The other defensive pair had a better chance with that ace of hearts opening lead. Declarer won the spade shift at trick two and now ran hearts, well, four of 'em, while the defenders discarded -- well, here it is: West threw 4 diamonds on those four heart leads! I don't know why anyone would save spades when dummy began with 4 trump and only two spades and declarer could presumably ruff out any spade losers, but West sure did. Not one spade discard as he absolutely rushed to bring his diamond holding down to a singleton! And what was East doing? Well, after all, he's got one more diamond than dummy, so there shouldn't be any trouble, right? Wrong. East followed to one more round of hearts than West did, of course, but as soon as he got his chance, out went two diamonds! Not kidding. Each defender absolutely rushed to discard diamonds, West with a bit of overkill, sluffing not only down to one less than dummy showed, but still one more diamond discard.
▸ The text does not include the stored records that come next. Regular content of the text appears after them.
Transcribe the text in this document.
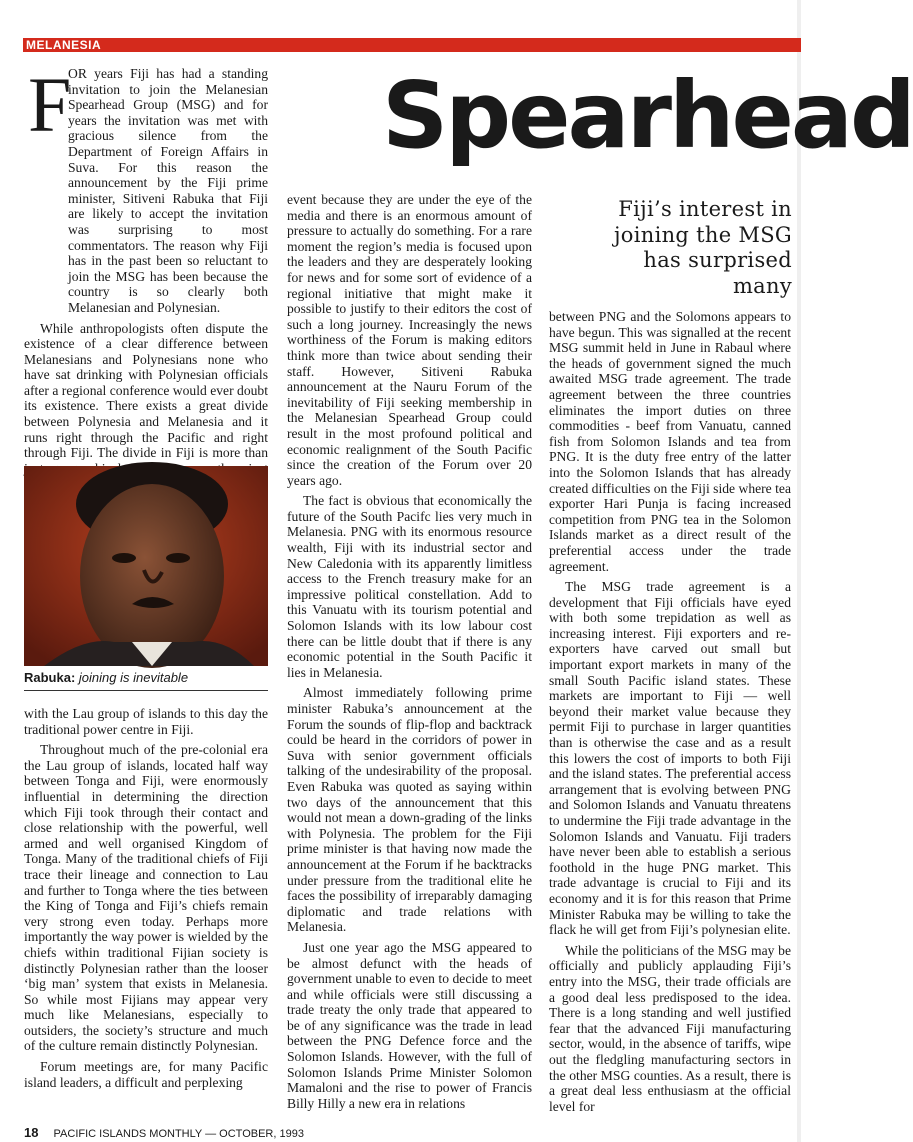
MELANESIA
Spearhead
F

OR years Fiji has had a standing invitation to join the Melanesian Spearhead Group (MSG) and for years the invitation was met with gracious silence from the Department of Foreign Affairs in Suva. For this reason the announcement by the Fiji prime minister, Sitiveni Rabuka that Fiji are likely to accept the invitation was surprising to most commentators. The reason why Fiji has in the past been so reluctant to join the MSG has been because the country is so clearly both Melanesian and Polynesian.

While anthropologists often dispute the existence of a clear difference between Melanesians and Polynesians none who have sat drinking with Polynesian officials after a regional conference would ever doubt its existence. There exists a great divide between Polynesia and Melanesia and it runs right through the Pacific and right through Fiji. The divide in Fiji is more than

Rabuka: joining is inevitable

with the Lau group of islands to this day the traditional power centre in Fiji.

Throughout much of the pre-colonial era the Lau group of islands, located half way between Tonga and Fiji, were enormously influential in determining the direction which Fiji took through their contact and close relationship with the powerful, well armed and well organised Kingdom of Tonga. Many of the traditional chiefs of Fiji trace their lineage and connection to Lau and further to Tonga where the ties between the King of Tonga and Fiji’s chiefs remain very strong even today. Perhaps more importantly the way power is wielded by the chiefs within traditional Fijian society is distinctly Polynesian rather than the looser ‘big man’ system that exists in Melanesia. So while most Fijians may appear very much like Melanesians, especially to outsiders, the society’s structure and much of the culture remain distinctly Polynesian.

Forum meetings are, for many Pacific island leaders, a difficult and perplexing

event because they are under the eye of the media and there is an enormous amount of pressure to actually do something. For a rare moment the region’s media is focused upon the leaders and they are desperately looking for news and for some sort of evidence of a regional initiative that might make it possible to justify to their editors the cost of such a long journey. Increasingly the news worthiness of the Forum is making editors think more than twice about sending their staff. However, Sitiveni Rabuka announcement at the Nauru Forum of the inevitability of Fiji seeking membership in the Melanesian Spearhead Group could result in the most profound political and economic realignment of the South Pacific since the creation of the Forum over 20 years ago.

The fact is obvious that economically the future of the South Pacifc lies very much in Melanesia. PNG with its enormous resource wealth, Fiji with its industrial sector and New Caledonia with its apparently limitless access to the French treasury make for an impressive political constellation. Add to this Vanuatu with its tourism potential and Solomon Islands with its low labour cost there can be little doubt that if there is any economic potential in the South Pacific it lies in Melanesia.

Almost immediately following prime minister Rabuka’s announcement at the Forum the sounds of flip-flop and backtrack could be heard in the corridors of power in Suva with senior government officials talking of the undesirability of the proposal. Even Rabuka was quoted as saying within two days of the announcement that this would not mean a down-grading of the links with Polynesia. The problem for the Fiji prime minister is that having now made the announcement at the Forum if he backtracks under pressure from the traditional elite he faces the possibility of irreparably damaging diplomatic and trade relations with Melanesia.

Just one year ago the MSG appeared to be almost defunct with the heads of government unable to even to decide to meet and while officials were still discussing a trade treaty the only trade that appeared to be of any significance was the trade in lead between the PNG Defence force and the Solomon Islands. However, with the full of Solomon Islands Prime Minister Solomon Mamaloni and the rise to power of Francis Billy Hilly a new era in relations

Fiji’s interest in joining the MSG has surprised many

between PNG and the Solomons appears to have begun. This was signalled at the recent MSG summit held in June in Rabaul where the heads of government signed the much awaited MSG trade agreement. The trade agreement between the three countries eliminates the import duties on three commodities - beef from Vanuatu, canned fish from Solomon Islands and tea from PNG. It is the duty free entry of the latter into the Solomon Islands that has already created difficulties on the Fiji side where tea exporter Hari Punja is facing increased competition from PNG tea in the Solomon Islands market as a direct result of the preferential access under the trade agreement.

The MSG trade agreement is a development that Fiji officials have eyed with both some trepidation as well as increasing interest. Fiji exporters and re-exporters have carved out small but important export markets in many of the small South Pacific island states. These markets are important to Fiji — well beyond their market value because they permit Fiji to purchase in larger quantities than is otherwise the case and as a result this lowers the cost of imports to both Fiji and the island states. The preferential access arrangement that is evolving between PNG and Solomon Islands and Vanuatu threatens to undermine the Fiji trade advantage in the Solomon Islands and Vanuatu. Fiji traders have never been able to establish a serious foothold in the huge PNG market. This trade advantage is crucial to Fiji and its economy and it is for this reason that Prime Minister Rabuka may be willing to take the flack he will get from Fiji’s polynesian elite.

While the politicians of the MSG may be officially and publicly applauding Fiji’s entry into the MSG, their trade officials are a good deal less predisposed to the idea. There is a long standing and well justified fear that the advanced Fiji manufacturing sector, would, in the absence of tariffs, wipe out the fledgling manufacturing sectors in the other MSG counties. As a result, there is a great deal less enthusiasm at the official level for

18 PACIFIC ISLANDS MONTHLY — OCTOBER, 1993
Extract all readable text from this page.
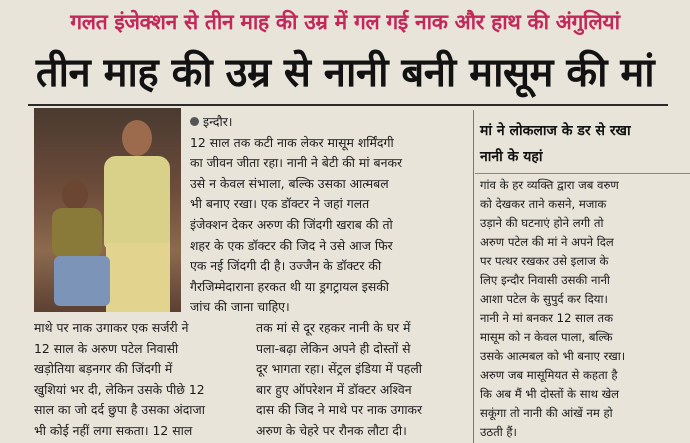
गलत इंजेक्शन से तीन माह की उम्र में गल गई नाक और हाथ की अंगुलियां
तीन माह की उम्र से नानी बनी मासूम की मां
इन्दौर।
12 साल तक कटी नाक लेकर मासूम शर्मिंदगी
का जीवन जीता रहा। नानी ने बेटी की मां बनकर
उसे न केवल संभाला, बल्कि उसका आत्मबल
भी बनाए रखा। एक डॉक्टर ने जहां गलत
इंजेक्शन देकर अरुण की जिंदगी खराब की तो
शहर के एक डॉक्टर की जिद ने उसे आज फिर
एक नई जिंदगी दी है। उज्जैन के डॉक्टर की
गैरजिम्मेदाराना हरकत थी या ड्रगट्रायल इसकी
जांच की जाना चाहिए।
माथे पर नाक उगाकर एक सर्जरी ने
12 साल के अरुण पटेल निवासी
खड़ोतिया बड़नगर की जिंदगी में
खुशियां भर दी, लेकिन उसके पीछे 12
साल का जो दर्द छुपा है उसका अंदाजा
भी कोई नहीं लगा सकता। 12 साल
तक मां से दूर रहकर नानी के घर में
पला-बढ़ा लेकिन अपने ही दोस्तों से
दूर भागता रहा। सेंट्रल इंडिया में पहली
बार हुए ऑपरेशन में डॉक्टर अश्विन
दास की जिद ने माथे पर नाक उगाकर
अरुण के चेहरे पर रौनक लौटा दी।
मां ने लोकलाज के डर से रखा
नानी के यहां
गांव के हर व्यक्ति द्वारा जब वरुण
को देखकर ताने कसने, मजाक
उड़ाने की घटनाएं होने लगी तो
अरुण पटेल की मां ने अपने दिल
पर पत्थर रखकर उसे इलाज के
लिए इन्दौर निवासी उसकी नानी
आशा पटेल के सुपुर्द कर दिया।
नानी ने मां बनकर 12 साल तक
मासूम को न केवल पाला, बल्कि
उसके आत्मबल को भी बनाए रखा।
अरुण जब मासूमियत से कहता है
कि अब मैं भी दोस्तों के साथ खेल
सकूंगा तो नानी की आंखें नम हो
उठती हैं।
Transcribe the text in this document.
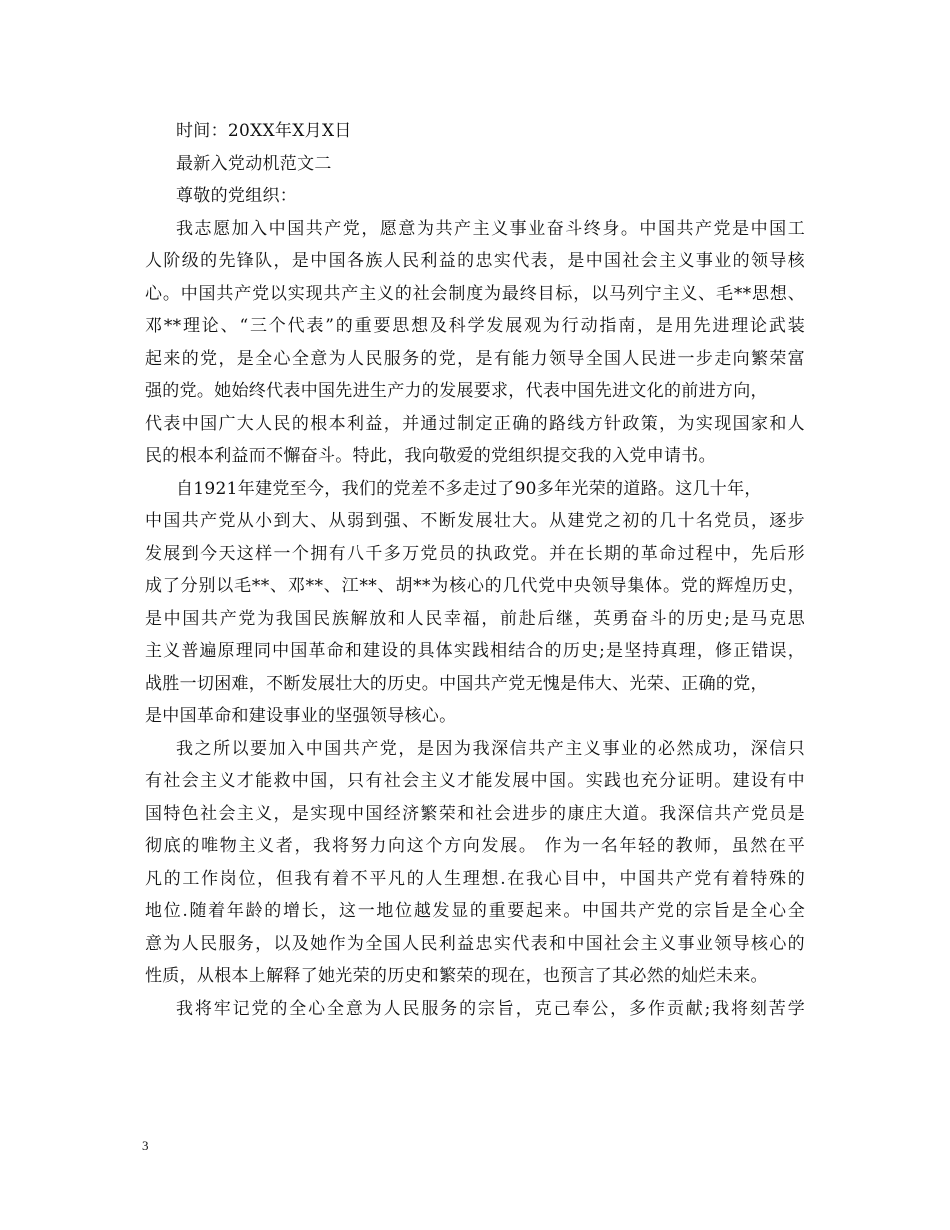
时间：20XX年X月X日
最新入党动机范文二
尊敬的党组织：
我志愿加入中国共产党，愿意为共产主义事业奋斗终身。中国共产党是中国工
人阶级的先锋队，是中国各族人民利益的忠实代表，是中国社会主义事业的领导核
心。中国共产党以实现共产主义的社会制度为最终目标，以马列宁主义、毛**思想、
邓**理论、“三个代表”的重要思想及科学发展观为行动指南，是用先进理论武装
起来的党，是全心全意为人民服务的党，是有能力领导全国人民进一步走向繁荣富
强的党。她始终代表中国先进生产力的发展要求，代表中国先进文化的前进方向，
代表中国广大人民的根本利益，并通过制定正确的路线方针政策，为实现国家和人
民的根本利益而不懈奋斗。特此，我向敬爱的党组织提交我的入党申请书。
自1921年建党至今，我们的党差不多走过了90多年光荣的道路。这几十年，
中国共产党从小到大、从弱到强、不断发展壮大。从建党之初的几十名党员，逐步
发展到今天这样一个拥有八千多万党员的执政党。并在长期的革命过程中，先后形
成了分别以毛**、邓**、江**、胡**为核心的几代党中央领导集体。党的辉煌历史，
是中国共产党为我国民族解放和人民幸福，前赴后继，英勇奋斗的历史;是马克思
主义普遍原理同中国革命和建设的具体实践相结合的历史;是坚持真理，修正错误，
战胜一切困难，不断发展壮大的历史。中国共产党无愧是伟大、光荣、正确的党，
是中国革命和建设事业的坚强领导核心。
我之所以要加入中国共产党，是因为我深信共产主义事业的必然成功，深信只
有社会主义才能救中国，只有社会主义才能发展中国。实践也充分证明。建设有中
国特色社会主义，是实现中国经济繁荣和社会进步的康庄大道。我深信共产党员是
彻底的唯物主义者，我将努力向这个方向发展。 作为一名年轻的教师，虽然在平
凡的工作岗位，但我有着不平凡的人生理想.在我心目中，中国共产党有着特殊的
地位.随着年龄的增长，这一地位越发显的重要起来。中国共产党的宗旨是全心全
意为人民服务，以及她作为全国人民利益忠实代表和中国社会主义事业领导核心的
性质，从根本上解释了她光荣的历史和繁荣的现在，也预言了其必然的灿烂未来。
我将牢记党的全心全意为人民服务的宗旨，克己奉公，多作贡献;我将刻苦学
3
East just got down to one less and then went to a spade discard.
Need I mention that by cashing the A of diamonds and ruffing the 5, declarer has a winner in the 10 of diamonds, on which goes a club? So there's no club finesse.
Keep the same number as dummy holds. No, this isn't adduced as an etched-in-stone 11th Commandmant. Like second hand low, cover an honor, etc., nothing beats common sense. There are bound to be cases where it would be unwise to abide by a maxim. But I think you'll find it a highly useful maxim to pay some attention to. This, I believe, is the first case I've come across where both defenders made sure they didn't have dummy's number in a side suit.